Let’s be fucking blunt here, shall we? We have an income tax to tax income. If you’re deliberately obfuscating your income in complex financial and legal arrangements so you pay less of that tax than a person on standard PAYE? You’re fucking scum. You’re a cheating, lying, dishonest, unethical shitheel. Sure, the law may draw fancy lines between “avoidance” and “evasion” and our political masters may continue to prop up a really complex tax system to help you on your way, but at the end of the day, you are profiting off New Zealand and refusing to pay your fair share.
(32 of you fucks aren’t even filing tax returns!)
You’re a dick.
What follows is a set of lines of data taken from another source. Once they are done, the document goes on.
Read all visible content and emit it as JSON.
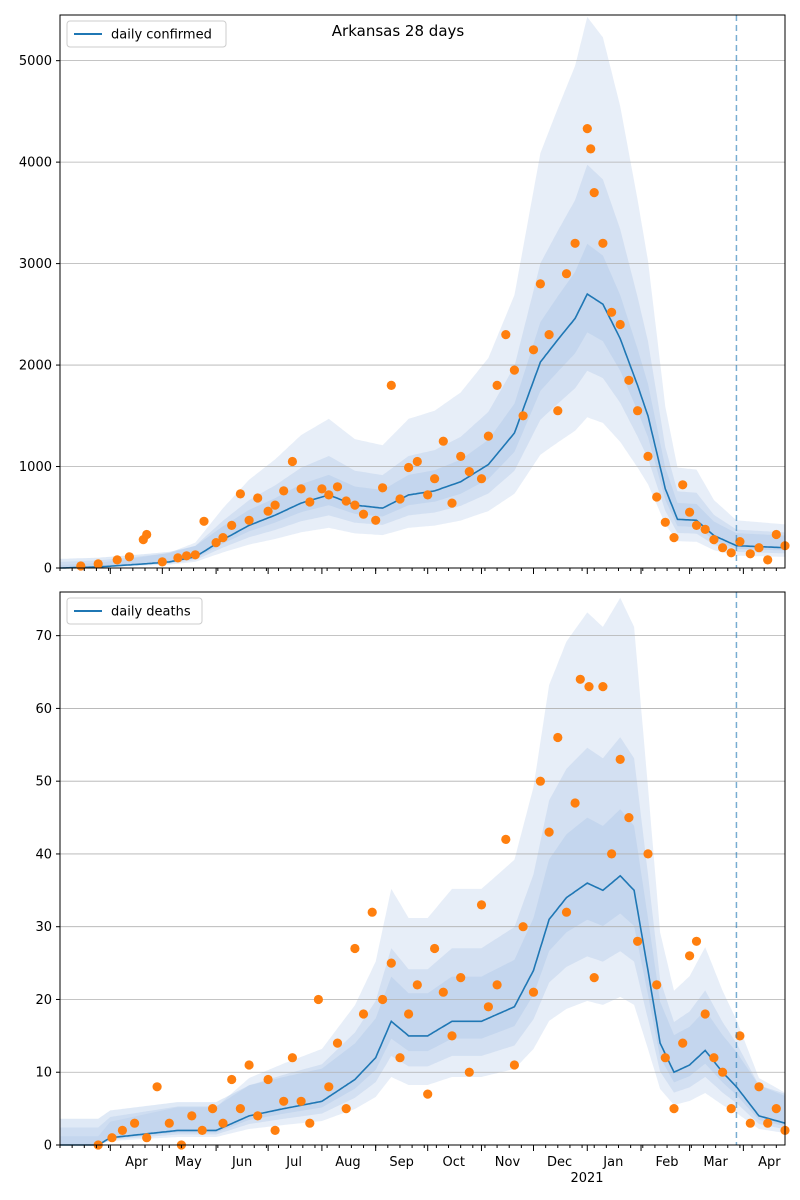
{
  "chart_data": [
    {
      "type": "line",
      "title": "Arkansas 28 days",
      "legend": [
        "daily confirmed"
      ],
      "legend_position": "top-left",
      "ylim": [
        0,
        5450
      ],
      "yticks": [
        0,
        1000,
        2000,
        3000,
        4000,
        5000
      ],
      "grid": "horizontal",
      "forecast_start": "2021-03-28",
      "xlim": [
        "2020-03-03",
        "2021-04-25"
      ],
      "median_knots": [
        [
          "2020-03-03",
          0
        ],
        [
          "2020-03-25",
          10
        ],
        [
          "2020-04-20",
          40
        ],
        [
          "2020-05-05",
          60
        ],
        [
          "2020-05-20",
          110
        ],
        [
          "2020-06-05",
          280
        ],
        [
          "2020-06-20",
          420
        ],
        [
          "2020-07-05",
          520
        ],
        [
          "2020-07-20",
          640
        ],
        [
          "2020-08-05",
          720
        ],
        [
          "2020-08-20",
          620
        ],
        [
          "2020-09-05",
          590
        ],
        [
          "2020-09-20",
          720
        ],
        [
          "2020-10-05",
          760
        ],
        [
          "2020-10-20",
          850
        ],
        [
          "2020-11-05",
          1020
        ],
        [
          "2020-11-20",
          1330
        ],
        [
          "2020-12-05",
          2030
        ],
        [
          "2020-12-15",
          2250
        ],
        [
          "2020-12-25",
          2460
        ],
        [
          "2021-01-01",
          2700
        ],
        [
          "2021-01-10",
          2600
        ],
        [
          "2021-01-20",
          2260
        ],
        [
          "2021-01-30",
          1800
        ],
        [
          "2021-02-05",
          1500
        ],
        [
          "2021-02-15",
          780
        ],
        [
          "2021-02-22",
          480
        ],
        [
          "2021-03-05",
          470
        ],
        [
          "2021-03-15",
          320
        ],
        [
          "2021-03-28",
          220
        ],
        [
          "2021-04-25",
          200
        ]
      ],
      "observed": [
        [
          "2020-03-15",
          20
        ],
        [
          "2020-03-25",
          40
        ],
        [
          "2020-04-05",
          80
        ],
        [
          "2020-04-12",
          110
        ],
        [
          "2020-04-20",
          280
        ],
        [
          "2020-04-22",
          330
        ],
        [
          "2020-05-01",
          60
        ],
        [
          "2020-05-10",
          100
        ],
        [
          "2020-05-15",
          120
        ],
        [
          "2020-05-20",
          130
        ],
        [
          "2020-05-25",
          460
        ],
        [
          "2020-06-01",
          250
        ],
        [
          "2020-06-05",
          300
        ],
        [
          "2020-06-10",
          420
        ],
        [
          "2020-06-15",
          730
        ],
        [
          "2020-06-20",
          470
        ],
        [
          "2020-06-25",
          690
        ],
        [
          "2020-07-01",
          560
        ],
        [
          "2020-07-05",
          620
        ],
        [
          "2020-07-10",
          760
        ],
        [
          "2020-07-15",
          1050
        ],
        [
          "2020-07-20",
          780
        ],
        [
          "2020-07-25",
          650
        ],
        [
          "2020-08-01",
          780
        ],
        [
          "2020-08-05",
          720
        ],
        [
          "2020-08-10",
          800
        ],
        [
          "2020-08-15",
          660
        ],
        [
          "2020-08-20",
          620
        ],
        [
          "2020-08-25",
          530
        ],
        [
          "2020-09-01",
          470
        ],
        [
          "2020-09-05",
          790
        ],
        [
          "2020-09-10",
          1800
        ],
        [
          "2020-09-15",
          680
        ],
        [
          "2020-09-20",
          990
        ],
        [
          "2020-09-25",
          1050
        ],
        [
          "2020-10-01",
          720
        ],
        [
          "2020-10-05",
          880
        ],
        [
          "2020-10-10",
          1250
        ],
        [
          "2020-10-15",
          640
        ],
        [
          "2020-10-20",
          1100
        ],
        [
          "2020-10-25",
          950
        ],
        [
          "2020-11-01",
          880
        ],
        [
          "2020-11-05",
          1300
        ],
        [
          "2020-11-10",
          1800
        ],
        [
          "2020-11-15",
          2300
        ],
        [
          "2020-11-20",
          1950
        ],
        [
          "2020-11-25",
          1500
        ],
        [
          "2020-12-01",
          2150
        ],
        [
          "2020-12-05",
          2800
        ],
        [
          "2020-12-10",
          2300
        ],
        [
          "2020-12-15",
          1550
        ],
        [
          "2020-12-20",
          2900
        ],
        [
          "2020-12-25",
          3200
        ],
        [
          "2021-01-01",
          4330
        ],
        [
          "2021-01-03",
          4130
        ],
        [
          "2021-01-05",
          3700
        ],
        [
          "2021-01-10",
          3200
        ],
        [
          "2021-01-15",
          2520
        ],
        [
          "2021-01-20",
          2400
        ],
        [
          "2021-01-25",
          1850
        ],
        [
          "2021-01-30",
          1550
        ],
        [
          "2021-02-05",
          1100
        ],
        [
          "2021-02-10",
          700
        ],
        [
          "2021-02-15",
          450
        ],
        [
          "2021-02-20",
          300
        ],
        [
          "2021-02-25",
          820
        ],
        [
          "2021-03-01",
          550
        ],
        [
          "2021-03-05",
          420
        ],
        [
          "2021-03-10",
          380
        ],
        [
          "2021-03-15",
          280
        ],
        [
          "2021-03-20",
          200
        ],
        [
          "2021-03-25",
          150
        ],
        [
          "2021-03-30",
          260
        ],
        [
          "2021-04-05",
          140
        ],
        [
          "2021-04-10",
          200
        ],
        [
          "2021-04-15",
          80
        ],
        [
          "2021-04-20",
          330
        ],
        [
          "2021-04-25",
          220
        ]
      ]
    },
    {
      "type": "line",
      "legend": [
        "daily deaths"
      ],
      "legend_position": "top-left",
      "ylim": [
        0,
        76
      ],
      "yticks": [
        0,
        10,
        20,
        30,
        40,
        50,
        60,
        70
      ],
      "grid": "horizontal",
      "forecast_start": "2021-03-28",
      "xlim": [
        "2020-03-03",
        "2021-04-25"
      ],
      "xticks": [
        [
          "2020-04-01",
          "Apr"
        ],
        [
          "2020-05-01",
          "May"
        ],
        [
          "2020-06-01",
          "Jun"
        ],
        [
          "2020-07-01",
          "Jul"
        ],
        [
          "2020-08-01",
          "Aug"
        ],
        [
          "2020-09-01",
          "Sep"
        ],
        [
          "2020-10-01",
          "Oct"
        ],
        [
          "2020-11-01",
          "Nov"
        ],
        [
          "2020-12-01",
          "Dec"
        ],
        [
          "2021-01-01",
          "Jan"
        ],
        [
          "2021-02-01",
          "Feb"
        ],
        [
          "2021-03-01",
          "Mar"
        ],
        [
          "2021-04-01",
          "Apr"
        ]
      ],
      "year_label": "2021",
      "median_knots": [
        [
          "2020-03-03",
          0
        ],
        [
          "2020-03-25",
          0
        ],
        [
          "2020-04-01",
          1
        ],
        [
          "2020-05-10",
          2
        ],
        [
          "2020-06-01",
          2
        ],
        [
          "2020-06-20",
          4
        ],
        [
          "2020-07-10",
          5
        ],
        [
          "2020-08-01",
          6
        ],
        [
          "2020-08-20",
          9
        ],
        [
          "2020-09-01",
          12
        ],
        [
          "2020-09-10",
          17
        ],
        [
          "2020-09-20",
          15
        ],
        [
          "2020-10-01",
          15
        ],
        [
          "2020-10-15",
          17
        ],
        [
          "2020-11-01",
          17
        ],
        [
          "2020-11-20",
          19
        ],
        [
          "2020-12-01",
          24
        ],
        [
          "2020-12-10",
          31
        ],
        [
          "2020-12-20",
          34
        ],
        [
          "2021-01-01",
          36
        ],
        [
          "2021-01-10",
          35
        ],
        [
          "2021-01-20",
          37
        ],
        [
          "2021-01-28",
          35
        ],
        [
          "2021-02-05",
          24
        ],
        [
          "2021-02-12",
          14
        ],
        [
          "2021-02-20",
          10
        ],
        [
          "2021-03-01",
          11
        ],
        [
          "2021-03-10",
          13
        ],
        [
          "2021-03-20",
          10
        ],
        [
          "2021-03-28",
          8
        ],
        [
          "2021-04-10",
          4
        ],
        [
          "2021-04-25",
          3
        ]
      ],
      "observed": [
        [
          "2020-03-25",
          0
        ],
        [
          "2020-04-02",
          1
        ],
        [
          "2020-04-08",
          2
        ],
        [
          "2020-04-15",
          3
        ],
        [
          "2020-04-22",
          1
        ],
        [
          "2020-04-28",
          8
        ],
        [
          "2020-05-05",
          3
        ],
        [
          "2020-05-12",
          0
        ],
        [
          "2020-05-18",
          4
        ],
        [
          "2020-05-24",
          2
        ],
        [
          "2020-05-30",
          5
        ],
        [
          "2020-06-05",
          3
        ],
        [
          "2020-06-10",
          9
        ],
        [
          "2020-06-15",
          5
        ],
        [
          "2020-06-20",
          11
        ],
        [
          "2020-06-25",
          4
        ],
        [
          "2020-07-01",
          9
        ],
        [
          "2020-07-05",
          2
        ],
        [
          "2020-07-10",
          6
        ],
        [
          "2020-07-15",
          12
        ],
        [
          "2020-07-20",
          6
        ],
        [
          "2020-07-25",
          3
        ],
        [
          "2020-07-30",
          20
        ],
        [
          "2020-08-05",
          8
        ],
        [
          "2020-08-10",
          14
        ],
        [
          "2020-08-15",
          5
        ],
        [
          "2020-08-20",
          27
        ],
        [
          "2020-08-25",
          18
        ],
        [
          "2020-08-30",
          32
        ],
        [
          "2020-09-05",
          20
        ],
        [
          "2020-09-10",
          25
        ],
        [
          "2020-09-15",
          12
        ],
        [
          "2020-09-20",
          18
        ],
        [
          "2020-09-25",
          22
        ],
        [
          "2020-10-01",
          7
        ],
        [
          "2020-10-05",
          27
        ],
        [
          "2020-10-10",
          21
        ],
        [
          "2020-10-15",
          15
        ],
        [
          "2020-10-20",
          23
        ],
        [
          "2020-10-25",
          10
        ],
        [
          "2020-11-01",
          33
        ],
        [
          "2020-11-05",
          19
        ],
        [
          "2020-11-10",
          22
        ],
        [
          "2020-11-15",
          42
        ],
        [
          "2020-11-20",
          11
        ],
        [
          "2020-11-25",
          30
        ],
        [
          "2020-12-01",
          21
        ],
        [
          "2020-12-05",
          50
        ],
        [
          "2020-12-10",
          43
        ],
        [
          "2020-12-15",
          56
        ],
        [
          "2020-12-20",
          32
        ],
        [
          "2020-12-25",
          47
        ],
        [
          "2020-12-28",
          64
        ],
        [
          "2021-01-02",
          63
        ],
        [
          "2021-01-05",
          23
        ],
        [
          "2021-01-10",
          63
        ],
        [
          "2021-01-15",
          40
        ],
        [
          "2021-01-20",
          53
        ],
        [
          "2021-01-25",
          45
        ],
        [
          "2021-01-30",
          28
        ],
        [
          "2021-02-05",
          40
        ],
        [
          "2021-02-10",
          22
        ],
        [
          "2021-02-15",
          12
        ],
        [
          "2021-02-20",
          5
        ],
        [
          "2021-02-25",
          14
        ],
        [
          "2021-03-01",
          26
        ],
        [
          "2021-03-05",
          28
        ],
        [
          "2021-03-10",
          18
        ],
        [
          "2021-03-15",
          12
        ],
        [
          "2021-03-20",
          10
        ],
        [
          "2021-03-25",
          5
        ],
        [
          "2021-03-30",
          15
        ],
        [
          "2021-04-05",
          3
        ],
        [
          "2021-04-10",
          8
        ],
        [
          "2021-04-15",
          3
        ],
        [
          "2021-04-20",
          5
        ],
        [
          "2021-04-25",
          2
        ]
      ]
    }
  ],
  "colors": {
    "median": "#1f77b4",
    "observed": "#ff7f0e",
    "band": "#aec7e8",
    "grid": "#b0b0b0"
  }
}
And please, please fuck off to somewhere where it’s “easier to do business”. You ain’t going to be missed.
And this brings me back to That Roofpainting Anecdote. Because sure, if you, as a party/leader of the left, want to try to adopt the inherently-individualistic Personal Responsibility message, go right ahead. But can’t you at least be consistent? Yeah, side with Random Guy Who Totally Exists about his evil bludging beneficiary neighbour. But then maybe you could also say something like,
Last year before the election, I was chatting to a guy in my electorate who had just got home from work. In the middle of the conversation, he stopped and pointed across the road to his neighbour.
He said: “see that guy over there, he’s a multi-millionaire, yet he pays less tax than I do. That’s not bloody fair. Do you guys support him?”
From what he told me, he was right, it wasn’t bloody fair, and I said so. I have little tolerance for people who don’t give back to the society which has provided them and their business huge amounts of support like tax breaks, investment incentives, infrastructure, and basic law and order and social welfare which may not go directly in their pockets, but is integral to being able to operate a business secure in the knowledge mobs of disaffected starving peasants aren’t burning your Auckland head office down.
Unwarranted Budget-related cattiness incoming
Well, at least Diane Vivian got well rewarded for letting Paula Bennett use her as a puppet to shit on beneficiary parents.